Syirik akbar itu adalah masalah dhahirah.. 
Namun kejadian atau ucapan atau aliran ada yang isinya syirik akbar akan tetapi hakikat isinya itu banyak tidak diketahui oleh orang-orang yang tidak terlibat dan tidak berkecimpung di dalamnya.. 
Sehingga masuk pintu kesamaran dan ketidakadaan maksud pada orang-orang yang tidak mengetahui hakikat isinya..
Sehingga pengkafiran orang-orang itu sama dengan pengkafiran di dalam masail khafiyyah yaitu setelah ditegakkan hujjah dengan pemberian penjelasan hakikat isinya..

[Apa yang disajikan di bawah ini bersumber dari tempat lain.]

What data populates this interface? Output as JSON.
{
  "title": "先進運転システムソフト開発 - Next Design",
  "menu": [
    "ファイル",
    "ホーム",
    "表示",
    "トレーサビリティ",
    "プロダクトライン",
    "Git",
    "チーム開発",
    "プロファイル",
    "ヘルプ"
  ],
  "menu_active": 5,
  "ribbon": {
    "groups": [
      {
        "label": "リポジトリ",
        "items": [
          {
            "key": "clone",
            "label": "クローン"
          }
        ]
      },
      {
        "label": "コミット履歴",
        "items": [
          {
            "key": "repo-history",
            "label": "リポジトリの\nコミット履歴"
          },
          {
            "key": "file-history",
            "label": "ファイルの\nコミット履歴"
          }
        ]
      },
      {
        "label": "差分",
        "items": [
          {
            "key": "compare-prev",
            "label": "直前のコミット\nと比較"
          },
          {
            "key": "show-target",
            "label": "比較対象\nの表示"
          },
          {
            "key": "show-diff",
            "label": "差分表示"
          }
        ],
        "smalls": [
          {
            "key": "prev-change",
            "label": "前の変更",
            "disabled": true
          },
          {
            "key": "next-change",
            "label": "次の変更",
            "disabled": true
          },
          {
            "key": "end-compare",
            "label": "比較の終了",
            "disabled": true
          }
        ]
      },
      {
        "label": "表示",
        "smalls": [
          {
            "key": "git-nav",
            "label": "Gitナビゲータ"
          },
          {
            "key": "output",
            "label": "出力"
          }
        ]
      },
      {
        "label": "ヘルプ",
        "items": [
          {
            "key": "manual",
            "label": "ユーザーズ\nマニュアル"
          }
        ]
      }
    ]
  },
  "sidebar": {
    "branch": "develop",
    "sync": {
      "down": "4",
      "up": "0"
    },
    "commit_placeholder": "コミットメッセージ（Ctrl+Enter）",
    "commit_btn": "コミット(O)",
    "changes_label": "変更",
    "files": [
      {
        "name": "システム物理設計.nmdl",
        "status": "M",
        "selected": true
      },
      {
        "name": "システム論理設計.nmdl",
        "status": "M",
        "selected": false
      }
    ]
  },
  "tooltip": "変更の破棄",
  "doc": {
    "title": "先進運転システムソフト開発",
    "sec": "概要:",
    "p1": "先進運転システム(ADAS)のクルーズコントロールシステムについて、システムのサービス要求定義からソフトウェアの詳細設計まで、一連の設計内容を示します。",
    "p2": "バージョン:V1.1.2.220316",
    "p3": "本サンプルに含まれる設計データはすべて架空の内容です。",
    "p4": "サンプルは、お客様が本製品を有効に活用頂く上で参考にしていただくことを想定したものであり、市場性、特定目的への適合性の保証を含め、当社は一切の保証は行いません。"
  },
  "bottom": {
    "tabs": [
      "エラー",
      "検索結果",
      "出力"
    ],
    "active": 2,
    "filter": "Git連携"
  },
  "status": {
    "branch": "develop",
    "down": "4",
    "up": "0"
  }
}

Demokrasi adalah sistim kafir, baik ideologi maupun mekanisme. Dan tidak mungkin orang bisa masuk Perleman Demokrasi (DPR/MPR) kecuali dengan mengikuti aturan main Demokrasi, berupa persetujuan bahwa yang berhak membuat hukum itu adalah bukan Allah Ta'ala, baik itu DPR, MPR maupun para pejabat terkait, dan pembuatan hukum juga harus berdasarkan UUD yang merupakan bapak undang-undang, oleh sebab itu yang masuk dalam Parlemen baik dari kalangan yang meyakini Demokrasi sebagai ideologi maupun sekedar mekanisme, maka mereka tetap harus menyetujui dan mengikuti langkah langkah kafir dalam pembuatan UU maupun dalam mengawasi Pemerintahan, sedangkan menampakkan sikap setuju kepada sistim dan cara kafir adalah kafir walaupun di hati membencinya dan membenci para pelakunya dan walaupun mereka mencintai Islam dan kaum muslimin selagi tidak ada ikrah, sedangkan tidak ada ikrah untuk masuk Parlemen. 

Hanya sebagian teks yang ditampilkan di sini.